Nigerian politician and businessman (Born 1953)

Olusegun Abraham (born ) is a Nigerian politician and businessman.

==Early life and education==
Olusegun was born and raised in Ikare-Akoko, Ondo State, where he had his early formal education. He holds a master's degree in Technology management. He has also undertaken professional courses in notable institutions including Tyndale University College and Seminary, Canada and the Institute of Directors, United Kingdom.

==Career==
In 1999, Segun Abraham delved into politics while managing his business ventures simultaneously. He was one of the pioneering members of the All Progressives Congress when it was still called Alliance for Democracy. Olusegun was also one of those who campaigned for former governor Adebayo Adefarati. He went on to be appointed the chairman of Owena Hotels by Adebayo Farati until the hotel was bought by Oodua Investment.

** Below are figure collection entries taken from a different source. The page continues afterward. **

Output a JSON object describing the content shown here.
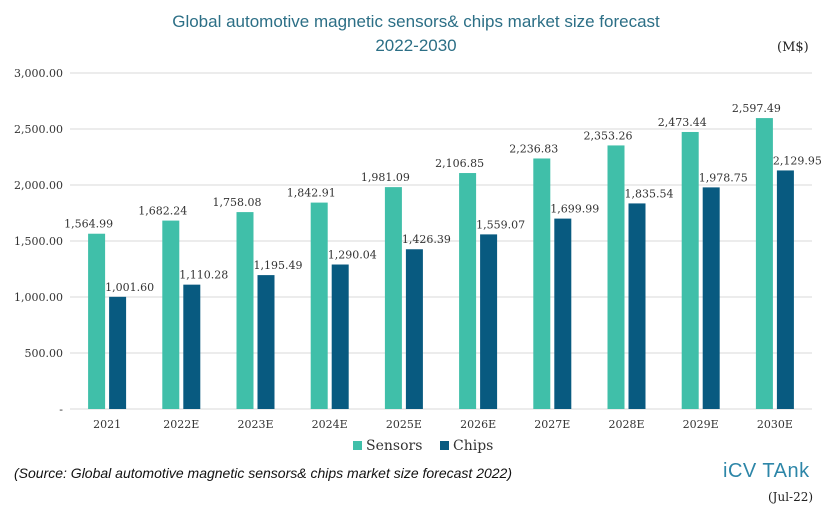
{
  "title_line1": "Global automotive magnetic sensors& chips market size forecast",
  "title_line2": "2022-2030",
  "unit_label": "(M$)",
  "source_text": "(Source: Global automotive magnetic sensors& chips market size forecast 2022)",
  "logo_text": "iCV TAnk",
  "date_text": "(Jul-22)",
  "colors": {
    "sensors": "#40bfa9",
    "chips": "#085a80",
    "grid": "#d9d9d9",
    "text": "#333333"
  },
  "chart_data": {
    "type": "bar",
    "title": "Global automotive magnetic sensors& chips market size forecast 2022-2030",
    "xlabel": "",
    "ylabel": "(M$)",
    "ylim": [
      0,
      3000
    ],
    "yticks": [
      0,
      500,
      1000,
      1500,
      2000,
      2500,
      3000
    ],
    "ytick_labels": [
      "-",
      "500.00",
      "1,000.00",
      "1,500.00",
      "2,000.00",
      "2,500.00",
      "3,000.00"
    ],
    "categories": [
      "2021",
      "2022E",
      "2023E",
      "2024E",
      "2025E",
      "2026E",
      "2027E",
      "2028E",
      "2029E",
      "2030E"
    ],
    "series": [
      {
        "name": "Sensors",
        "values": [
          1564.99,
          1682.24,
          1758.08,
          1842.91,
          1981.09,
          2106.85,
          2236.83,
          2353.26,
          2473.44,
          2597.49
        ],
        "labels": [
          "1,564.99",
          "1,682.24",
          "1,758.08",
          "1,842.91",
          "1,981.09",
          "2,106.85",
          "2,236.83",
          "2,353.26",
          "2,473.44",
          "2,597.49"
        ]
      },
      {
        "name": "Chips",
        "values": [
          1001.6,
          1110.28,
          1195.49,
          1290.04,
          1426.39,
          1559.07,
          1699.99,
          1835.54,
          1978.75,
          2129.95
        ],
        "labels": [
          "1,001.60",
          "1,110.28",
          "1,195.49",
          "1,290.04",
          "1,426.39",
          "1,559.07",
          "1,699.99",
          "1,835.54",
          "1,978.75",
          "2,129.95"
        ]
      }
    ],
    "legend": "bottom-center",
    "grid": true
  }
}
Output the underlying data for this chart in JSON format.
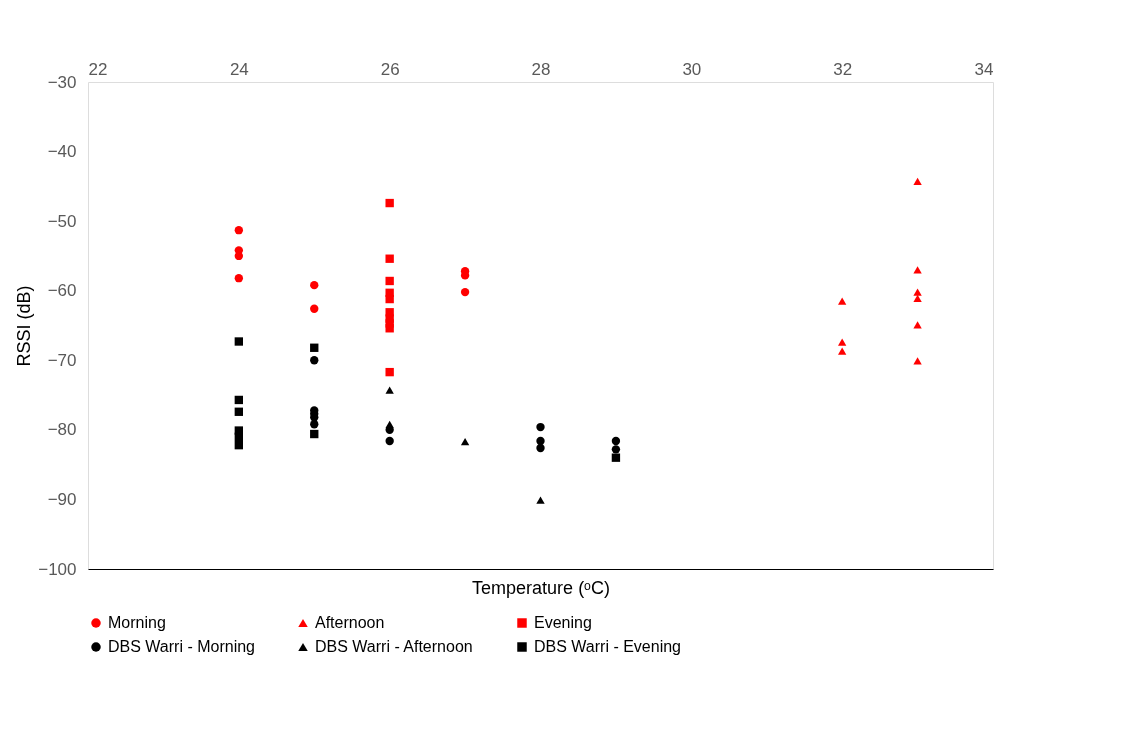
{
  "chart_data": {
    "type": "scatter",
    "xlabel": "Temperature (ᵒC)",
    "ylabel": "RSSI (dB)",
    "xlim": [
      22,
      34
    ],
    "xticks": [
      22,
      24,
      26,
      28,
      30,
      32,
      34
    ],
    "ylim": [
      -100,
      -30
    ],
    "yticks": [
      -100,
      -90,
      -80,
      -70,
      -60,
      -50,
      -40,
      -30
    ],
    "grid": false,
    "legend": "bottom",
    "series": [
      {
        "name": "Morning",
        "color": "#ff0000",
        "marker": "circle",
        "x": [
          24,
          24,
          24,
          24,
          25,
          25,
          27,
          27,
          27
        ],
        "values": [
          -51.3,
          -54.2,
          -55.0,
          -58.2,
          -59.2,
          -62.6,
          -57.2,
          -57.8,
          -60.2
        ]
      },
      {
        "name": "Afternoon",
        "color": "#ff0000",
        "marker": "triangle",
        "x": [
          32,
          32,
          32,
          33,
          33,
          33,
          33,
          33,
          33
        ],
        "values": [
          -61.5,
          -67.4,
          -68.7,
          -44.3,
          -57.0,
          -60.2,
          -61.1,
          -64.9,
          -70.1
        ]
      },
      {
        "name": "Evening",
        "color": "#ff0000",
        "marker": "square",
        "x": [
          26,
          26,
          26,
          26,
          26,
          26,
          26,
          26,
          26,
          26
        ],
        "values": [
          -47.4,
          -55.4,
          -58.6,
          -60.3,
          -61.2,
          -63.1,
          -64.0,
          -64.7,
          -65.4,
          -71.7
        ]
      },
      {
        "name": "DBS Warri - Morning",
        "color": "#000000",
        "marker": "circle",
        "x": [
          25,
          25,
          25,
          25,
          25,
          26,
          26,
          28,
          28,
          28,
          29,
          29
        ],
        "values": [
          -70.0,
          -77.2,
          -77.7,
          -78.2,
          -79.2,
          -80.0,
          -81.6,
          -79.6,
          -81.6,
          -82.6,
          -81.6,
          -82.8
        ]
      },
      {
        "name": "DBS Warri - Afternoon",
        "color": "#000000",
        "marker": "triangle",
        "x": [
          26,
          26,
          27,
          28
        ],
        "values": [
          -74.3,
          -79.2,
          -81.7,
          -90.1
        ]
      },
      {
        "name": "DBS Warri - Evening",
        "color": "#000000",
        "marker": "square",
        "x": [
          24,
          24,
          24,
          24,
          24,
          24,
          25,
          25,
          29
        ],
        "values": [
          -67.3,
          -75.7,
          -77.4,
          -80.1,
          -81.0,
          -82.2,
          -68.2,
          -80.6,
          -84.0
        ]
      }
    ]
  }
}
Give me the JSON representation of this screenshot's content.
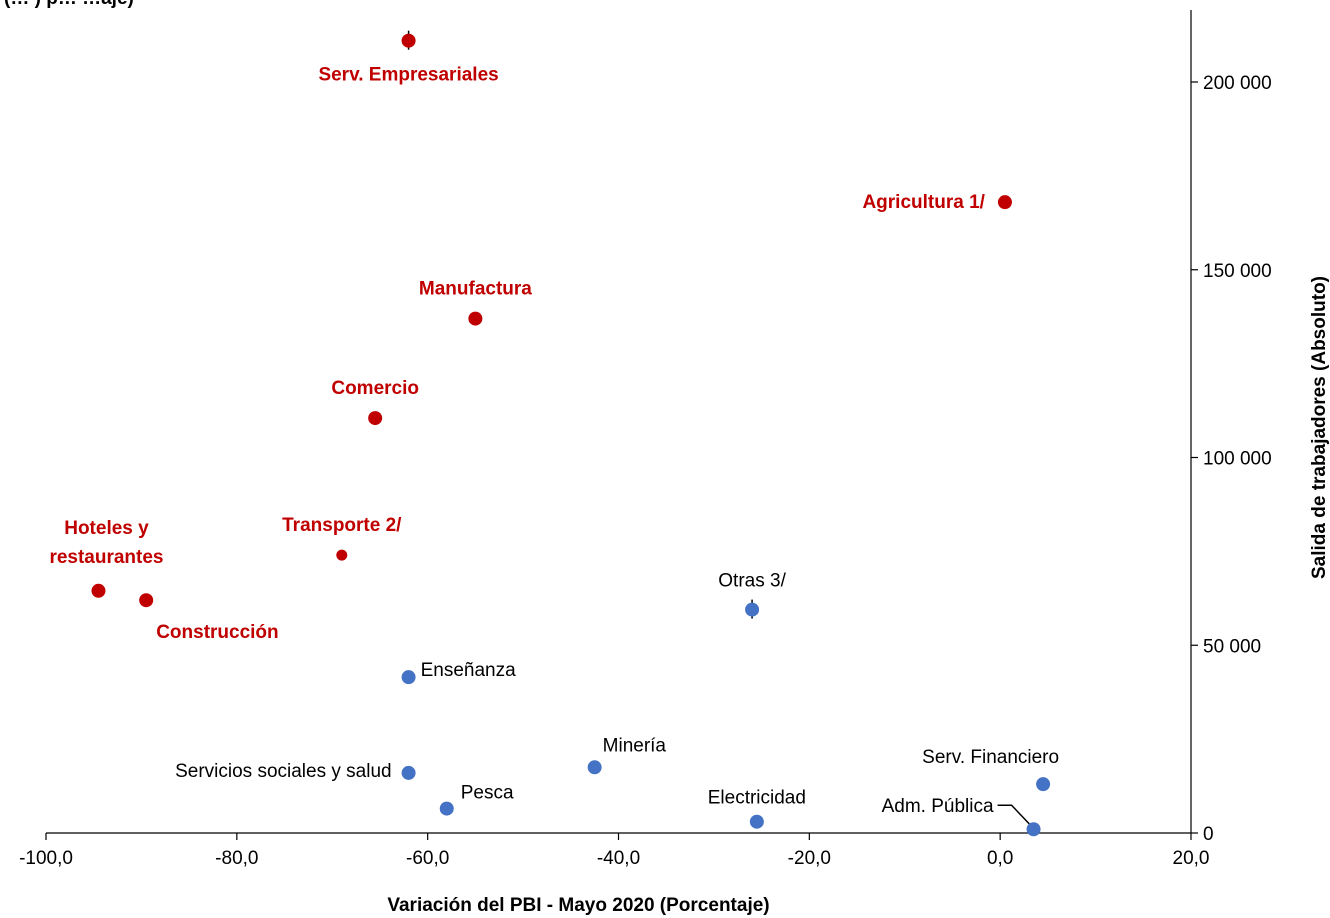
{
  "chart_data": {
    "type": "scatter",
    "title_fragment": "(…                  ) p…          …aje)",
    "xlabel": "Variación del PBI - Mayo 2020 (Porcentaje)",
    "ylabel": "Salida de trabajadores (Absoluto)",
    "xlim": [
      -100,
      20
    ],
    "ylim": [
      0,
      220000
    ],
    "x_ticks": [
      -100,
      -80,
      -60,
      -40,
      -20,
      0,
      20
    ],
    "x_tick_labels": [
      "-100,0",
      "-80,0",
      "-60,0",
      "-40,0",
      "-20,0",
      "0,0",
      "20,0"
    ],
    "y_ticks": [
      0,
      50000,
      100000,
      150000,
      200000
    ],
    "y_tick_labels": [
      "0",
      "50 000",
      "100 000",
      "150 000",
      "200 000"
    ],
    "y_axis_position": "right",
    "grid": false,
    "colors": {
      "highlight": "#C00000",
      "normal": "#4472C4",
      "normal_label": "#000000"
    },
    "points": [
      {
        "label": "Serv. Empresariales",
        "x": -62.0,
        "y": 211000,
        "group": "highlight",
        "leader": true
      },
      {
        "label": "Agricultura 1/",
        "x": 0.5,
        "y": 168000,
        "group": "highlight",
        "leader": false
      },
      {
        "label": "Manufactura",
        "x": -55.0,
        "y": 137000,
        "group": "highlight",
        "leader": false
      },
      {
        "label": "Comercio",
        "x": -65.5,
        "y": 110500,
        "group": "highlight",
        "leader": false
      },
      {
        "label": "Transporte 2/",
        "x": -69.0,
        "y": 74000,
        "group": "highlight",
        "leader": false
      },
      {
        "label": "Hoteles y\nrestaurantes",
        "x": -94.5,
        "y": 64500,
        "group": "highlight",
        "leader": false
      },
      {
        "label": "Construcción",
        "x": -89.5,
        "y": 62000,
        "group": "highlight",
        "leader": false
      },
      {
        "label": "Otras 3/",
        "x": -26.0,
        "y": 59500,
        "group": "normal",
        "leader": true
      },
      {
        "label": "Enseñanza",
        "x": -62.0,
        "y": 41500,
        "group": "normal",
        "leader": false
      },
      {
        "label": "Minería",
        "x": -42.5,
        "y": 17500,
        "group": "normal",
        "leader": false
      },
      {
        "label": "Servicios sociales y salud",
        "x": -62.0,
        "y": 16000,
        "group": "normal",
        "leader": false
      },
      {
        "label": "Pesca",
        "x": -58.0,
        "y": 6500,
        "group": "normal",
        "leader": false
      },
      {
        "label": "Electricidad",
        "x": -25.5,
        "y": 3000,
        "group": "normal",
        "leader": false
      },
      {
        "label": "Serv. Financiero",
        "x": 4.5,
        "y": 13000,
        "group": "normal",
        "leader": false
      },
      {
        "label": "Adm. Pública",
        "x": 3.5,
        "y": 1000,
        "group": "normal",
        "leader": true
      }
    ]
  }
}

In 2012, he declared his intention to run for Governor of Ondo State under the platform of the Action Congress of Nigeria but he however came short of Rotimi Akeredolu who went on to represent the party as its aspirant.

He was one of the two aspirants under the platform of the All Progressives Congress who ran for the office of governor at the 2016 Ondo State gubernatorial election, but lost out to Oluwarotimi Akeredolu at the primaries.